Cathie Coward, the Hamilton Spectator Ray Gamble's multigeneration family in their small cottage. Elena and Ray (back), Lily and Tom (seated centre), and Christian and Yensy (front). Christian says he likes sharing his house. 'It feels nice to have them here.' |
Ray Gamble used to be alone. Now he's the meat in a sandwich that's stacked four generations and two cultures high.
Ray lived in an apartment over Puttin' on the Ritz, a retro shop on King West that he's run for 23 years.
Now home is a century worker's cottage a few blocks away. Ray, 58, would have a hard time being lonely there.
"Did I envision life would turn out this way? No," he says.
Cuba, early '90s. Ray, ex-hippie and fascinated with Castro's revolution, goes to the island. He falls in love with the country and with a slip of a woman named Elena Caceres. He marries her.
That was 13 years ago. Elena already had a daughter, eight, and a son, 11. So the apartment over the store got traded for the brick cottage.
When Elena's son was 18, he and his young partner had a son named Christian. Six months later, the baby's mother died from a blood clot.
There in the hospital, they decided the baby would move to the cottage, too. "I was awkward with it," Ray says, "but the child didn't have a mother."
So that made Ray a granddad. And he's still a son.
His parents, Lily, 91, and Tom, 92, are a small, slim pair, light on their feet. They met at a dance in London before the war, married in 1938.
"We used to do long strides," Lily says. "He'd whisper in my ear, 'Stretch it, stretch it.'"
When the war was over, the Gambles sought a new start here, in a two-bedroom bungalow in Stoney Creek.
Tom and Lily did it all. They went dancing, camped all over the continent. Even in recent times, Tom still drove. He and Lily would head to the casino, to Hutch's. But a year ago, Tom got lost coming home from the supermarket. He knew he couldn't drive anymore.
And Lily was failing. She was pale, near bedridden, not eating right.
Ray talked to his wife. "In Cuba, if old people have family, they stay in the house," Elena says. "There will be 10 or 12 people. Grandmothers, mothers, kids. The house is for all generations."
Ray talked to his father. "Maybe if there was just one of us," Dad said. "It's too much."
So Ray helped his parents look at retirement homes. "The choice was not very inspiring," he says.
Without a word to his parents, he and Elena started reorganizing their little house. They filled in the arch between the dining room and living room to create a private parlour for Lily and Tom. The space at the back of the house went to their daughter, now a vivacious 22-year-old hairdresser.
They arrived in late April. It already looks like they've been there for years. "It was hard at first," Ray says. "We all had our habits and schedules."
Elena is at hairdressing school in the day. But she's home in time to serve a hot meal to Lily and Tom when they're used to eating, about 4:30 p.m.

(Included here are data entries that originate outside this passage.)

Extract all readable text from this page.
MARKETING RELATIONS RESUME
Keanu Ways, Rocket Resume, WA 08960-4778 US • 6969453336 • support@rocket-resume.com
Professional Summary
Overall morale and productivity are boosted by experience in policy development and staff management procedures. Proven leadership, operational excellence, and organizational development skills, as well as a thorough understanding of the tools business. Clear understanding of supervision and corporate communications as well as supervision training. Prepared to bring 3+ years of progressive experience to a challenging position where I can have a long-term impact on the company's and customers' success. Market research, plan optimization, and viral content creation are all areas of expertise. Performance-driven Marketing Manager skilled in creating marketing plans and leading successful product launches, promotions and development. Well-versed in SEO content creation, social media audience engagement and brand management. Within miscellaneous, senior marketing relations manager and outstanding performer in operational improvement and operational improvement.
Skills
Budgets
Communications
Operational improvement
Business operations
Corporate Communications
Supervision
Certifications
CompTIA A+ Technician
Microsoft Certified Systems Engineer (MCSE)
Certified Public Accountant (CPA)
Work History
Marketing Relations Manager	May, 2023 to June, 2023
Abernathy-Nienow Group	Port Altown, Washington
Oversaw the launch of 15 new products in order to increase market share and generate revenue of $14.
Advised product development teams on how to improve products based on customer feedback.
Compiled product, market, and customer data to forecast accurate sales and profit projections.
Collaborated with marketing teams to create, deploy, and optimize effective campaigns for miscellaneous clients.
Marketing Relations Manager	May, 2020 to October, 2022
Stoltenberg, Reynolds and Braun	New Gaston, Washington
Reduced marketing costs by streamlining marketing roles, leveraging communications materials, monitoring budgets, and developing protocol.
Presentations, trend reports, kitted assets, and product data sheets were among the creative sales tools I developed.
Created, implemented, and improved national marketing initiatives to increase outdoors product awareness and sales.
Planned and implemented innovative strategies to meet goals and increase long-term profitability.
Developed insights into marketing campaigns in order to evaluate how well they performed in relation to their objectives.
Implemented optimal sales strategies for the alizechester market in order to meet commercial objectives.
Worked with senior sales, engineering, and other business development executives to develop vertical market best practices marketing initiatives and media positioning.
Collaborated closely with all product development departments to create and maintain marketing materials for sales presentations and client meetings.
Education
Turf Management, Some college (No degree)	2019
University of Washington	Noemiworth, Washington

"We ate frozen food for six months," Tom says. "My daughter-in-law gives us freshly cooked dinners every day."
That Cuban cooking agrees with Lily. "I never got out before," she says. "Now I go out nearly every day, even if it's just sitting on the porch. I guess I must be getting better."
Christian, 8, likes sharing his house. "It feels nice to have them here."